The Bak–Sneppen model is a simple model of co-evolution between interacting species. It was developed to show how self-organized criticality may explain key features of the fossil record, such as the distribution of sizes of extinction events and the phenomenon of punctuated equilibrium. It is a minimalistic model, designed not so much to be an accurate model of evolutionary biology, as it is to show that bursty avalanche phenomena and intermittency seen in condensed matter physics can be applied in much broader settings, such as evolutionary biology. It is named after Per Bak and Kim Sneppen.

The model dynamics repeatedly eliminates the least adapted species and mutates it and its neighbors to recreate the interaction between species. A comprehensive study of the details of this model can be found in Phys. Rev. E 53, 414–443 (1996). A solvable version of the model has been proposed in Phys. Rev. Lett. 76, 348–351 (1996), which shows that the dynamics evolves sub-diffusively, driven by a long-range memory.
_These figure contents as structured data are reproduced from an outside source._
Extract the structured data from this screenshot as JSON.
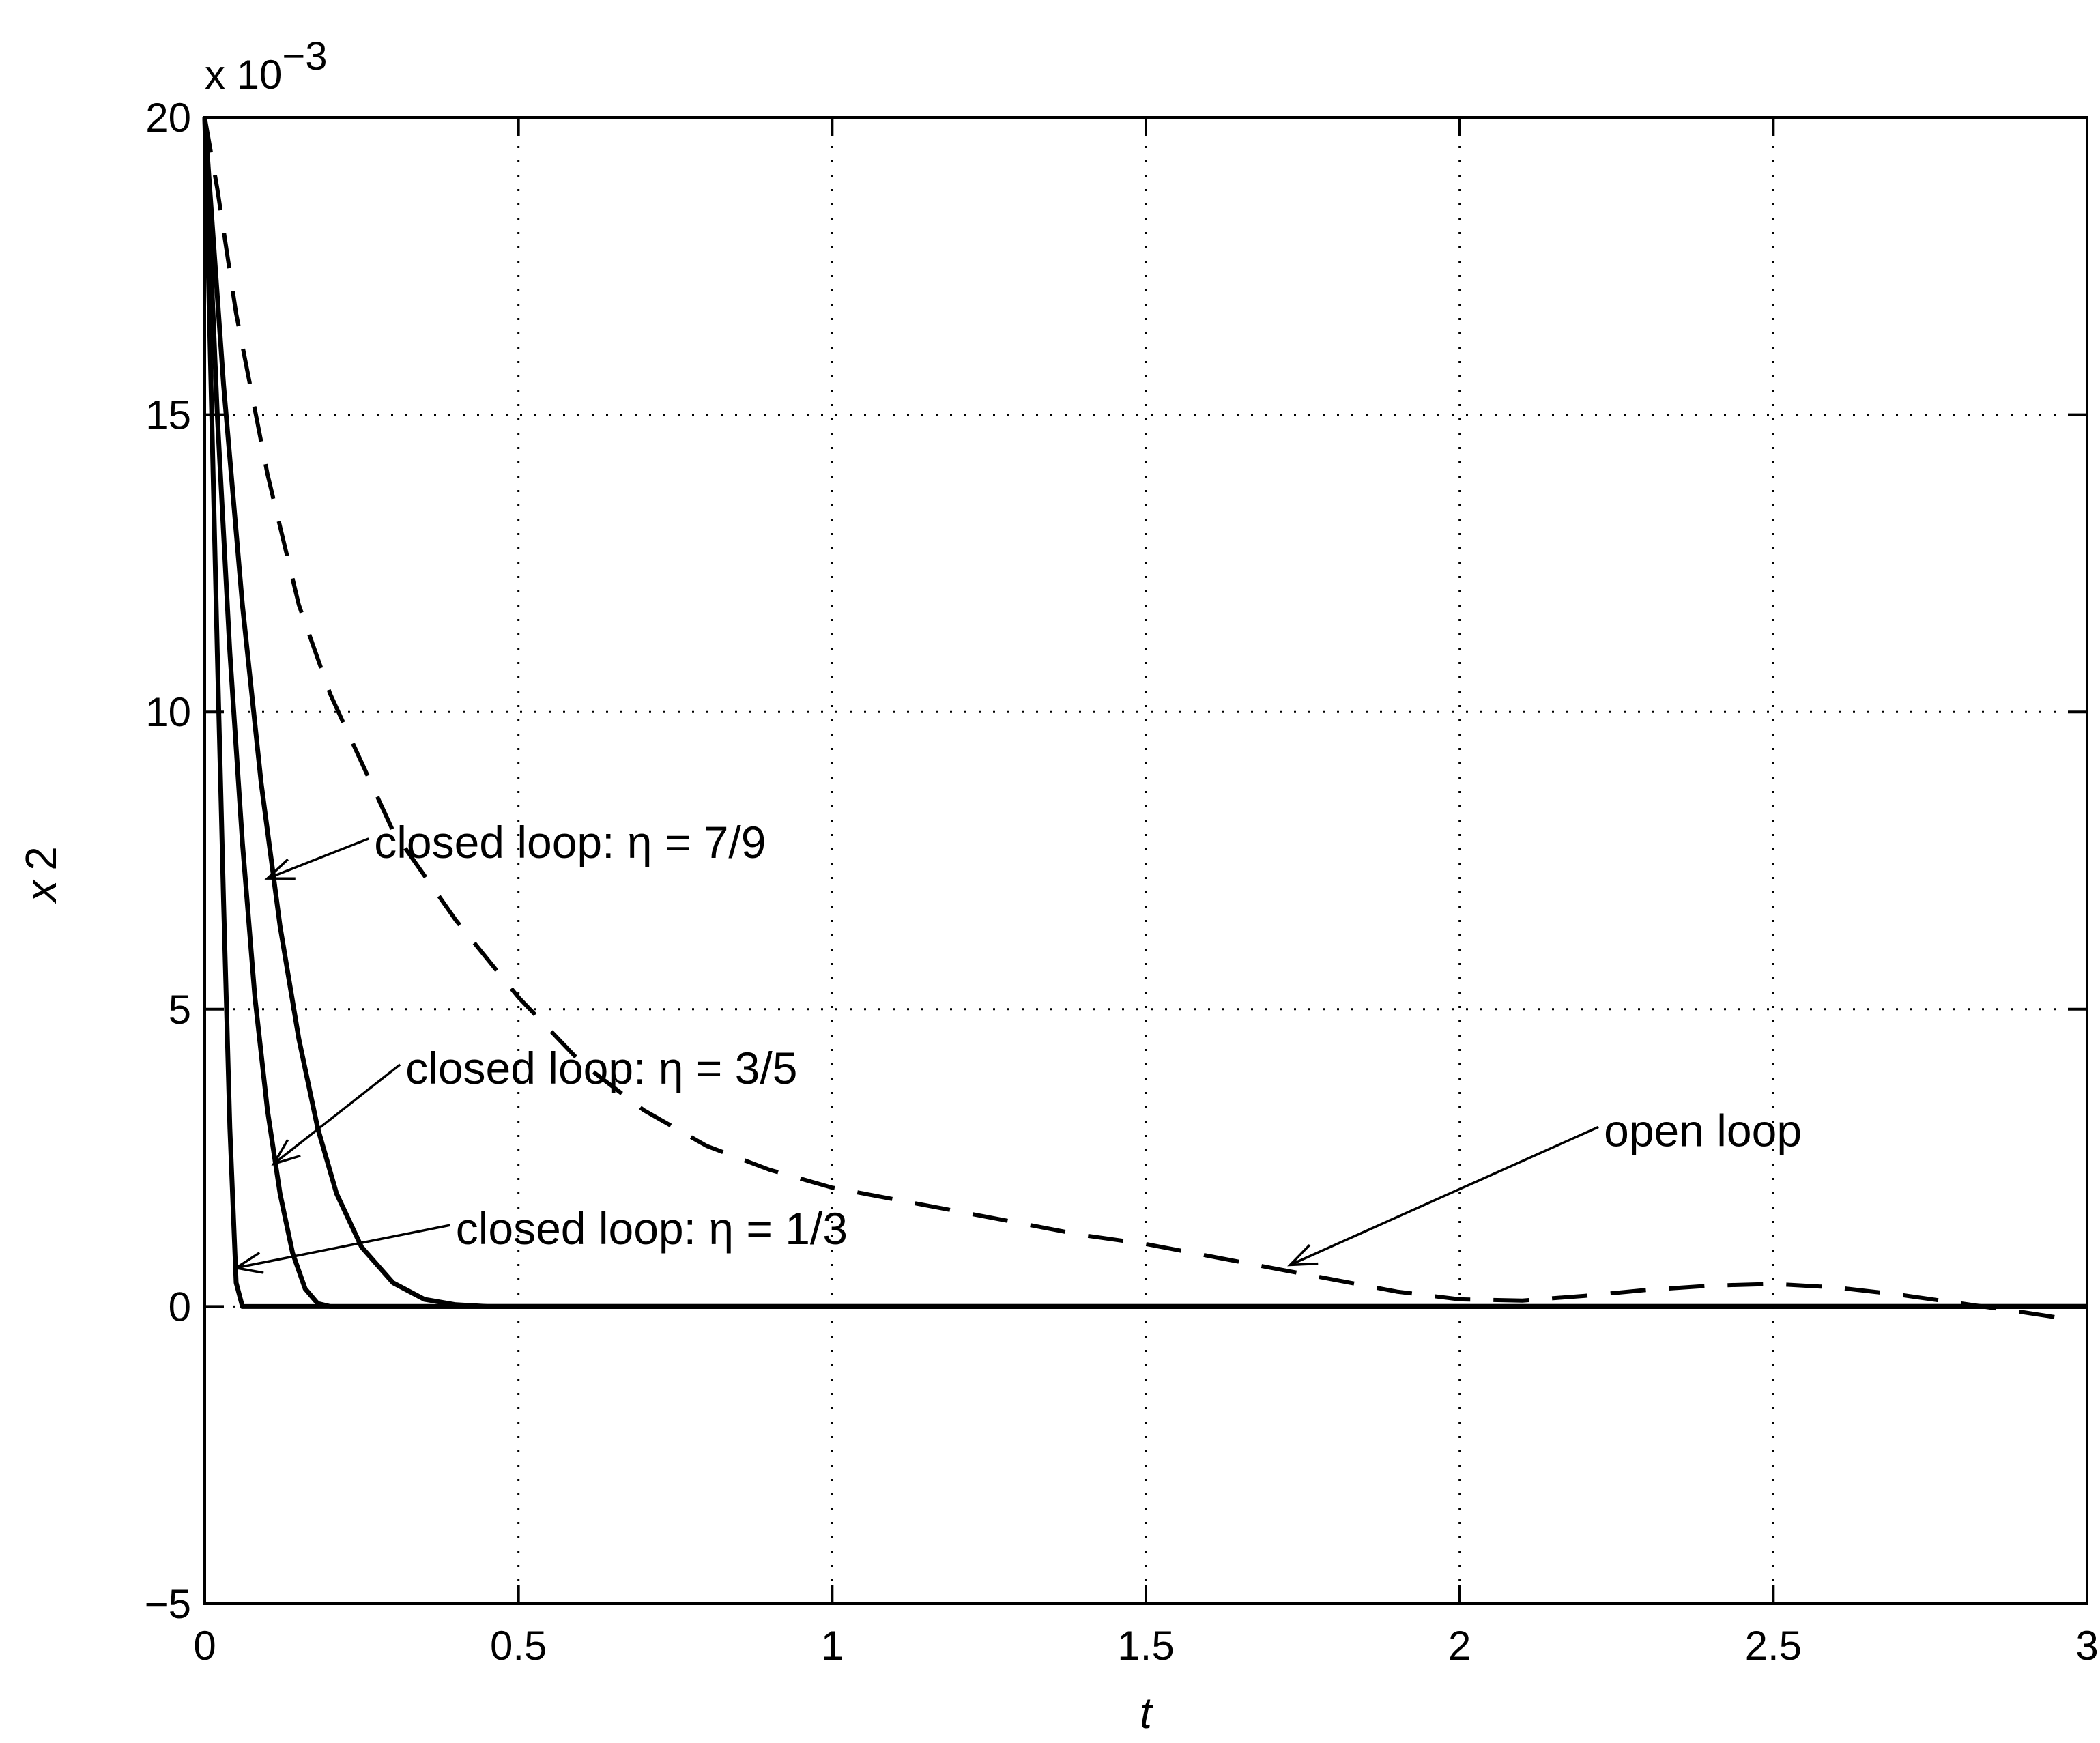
{
  "chart_data": {
    "type": "line",
    "xlabel": "t",
    "ylabel_base": "x",
    "ylabel_sub": "2",
    "y_multiplier_base": "x 10",
    "y_multiplier_exp": "−3",
    "xlim": [
      0,
      3
    ],
    "ylim": [
      -5,
      20
    ],
    "y_scale_note": "y values in units of 1e-3",
    "grid": true,
    "grid_style": "dotted",
    "x_ticks": [
      0,
      0.5,
      1,
      1.5,
      2,
      2.5,
      3
    ],
    "x_tick_labels": [
      "0",
      "0.5",
      "1",
      "1.5",
      "2",
      "2.5",
      "3"
    ],
    "y_ticks": [
      -5,
      0,
      5,
      10,
      15,
      20
    ],
    "y_tick_labels": [
      "−5",
      "0",
      "5",
      "10",
      "15",
      "20"
    ],
    "series": [
      {
        "style": "dashed",
        "x": [
          0,
          0.02,
          0.05,
          0.1,
          0.15,
          0.2,
          0.3,
          0.4,
          0.5,
          0.6,
          0.7,
          0.8,
          0.9,
          1.0,
          1.1,
          1.2,
          1.3,
          1.4,
          1.5,
          1.6,
          1.7,
          1.8,
          1.9,
          2.0,
          2.1,
          2.2,
          2.3,
          2.4,
          2.5,
          2.6,
          2.7,
          2.8,
          2.9,
          2.95
        ],
        "y": [
          20,
          18.8,
          16.7,
          14.0,
          11.8,
          10.3,
          8.0,
          6.5,
          5.2,
          4.1,
          3.3,
          2.7,
          2.3,
          2.0,
          1.8,
          1.6,
          1.4,
          1.2,
          1.05,
          0.85,
          0.65,
          0.45,
          0.25,
          0.12,
          0.1,
          0.18,
          0.28,
          0.35,
          0.38,
          0.32,
          0.2,
          0.05,
          -0.1,
          -0.18
        ]
      },
      {
        "style": "solid",
        "x": [
          0,
          0.01,
          0.02,
          0.03,
          0.04,
          0.05,
          0.06,
          3
        ],
        "y": [
          20,
          15.5,
          11.0,
          6.8,
          3.0,
          0.4,
          0,
          0
        ]
      },
      {
        "style": "solid",
        "x": [
          0,
          0.02,
          0.04,
          0.06,
          0.08,
          0.1,
          0.12,
          0.14,
          0.16,
          0.18,
          0.2,
          3
        ],
        "y": [
          20,
          15.0,
          11.0,
          7.8,
          5.2,
          3.3,
          1.9,
          0.9,
          0.3,
          0.05,
          0,
          0
        ]
      },
      {
        "style": "solid",
        "x": [
          0,
          0.03,
          0.06,
          0.09,
          0.12,
          0.15,
          0.18,
          0.21,
          0.25,
          0.3,
          0.35,
          0.4,
          0.45,
          0.5,
          3
        ],
        "y": [
          20,
          15.5,
          11.8,
          8.8,
          6.4,
          4.5,
          3.0,
          1.9,
          1.0,
          0.4,
          0.12,
          0.03,
          0,
          0,
          0
        ]
      }
    ],
    "annotations": [
      {
        "text": "closed loop: η = 7/9",
        "text_x": 0.27,
        "text_y": 7.8,
        "arrow_x": 0.1,
        "arrow_y": 7.2
      },
      {
        "text": "closed loop: η = 3/5",
        "text_x": 0.32,
        "text_y": 4.0,
        "arrow_x": 0.11,
        "arrow_y": 2.4
      },
      {
        "text": "closed loop: η = 1/3",
        "text_x": 0.4,
        "text_y": 1.3,
        "arrow_x": 0.05,
        "arrow_y": 0.65
      },
      {
        "text": "open loop",
        "text_x": 2.23,
        "text_y": 2.95,
        "arrow_x": 1.73,
        "arrow_y": 0.7
      }
    ]
  }
}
An evolutionary local search heuristic based on the Bak–Sneppen model, called extremal optimization, has been introduced in Boettcher, Stefan (2000). "Nature's way of optimizing" The Bak–Sneppen model has been applied to the theory of scientific progress.

== Description ==

We consider N species, which are associated with a fitness factor f(i). They are indexed by integers i around a ring. The algorithm consists in choosing the least fit species, and then replacing it and its two closest neighbors (previous and next integer) by new species, with a new random fitness. After a long run there will be a minimum required fitness, below which species don't survive. These "long-run" events are referred to as avalanches, and the model proceeds through these avalanches until it reaches a state of relative stability where all species' fitness are above a certain threshold.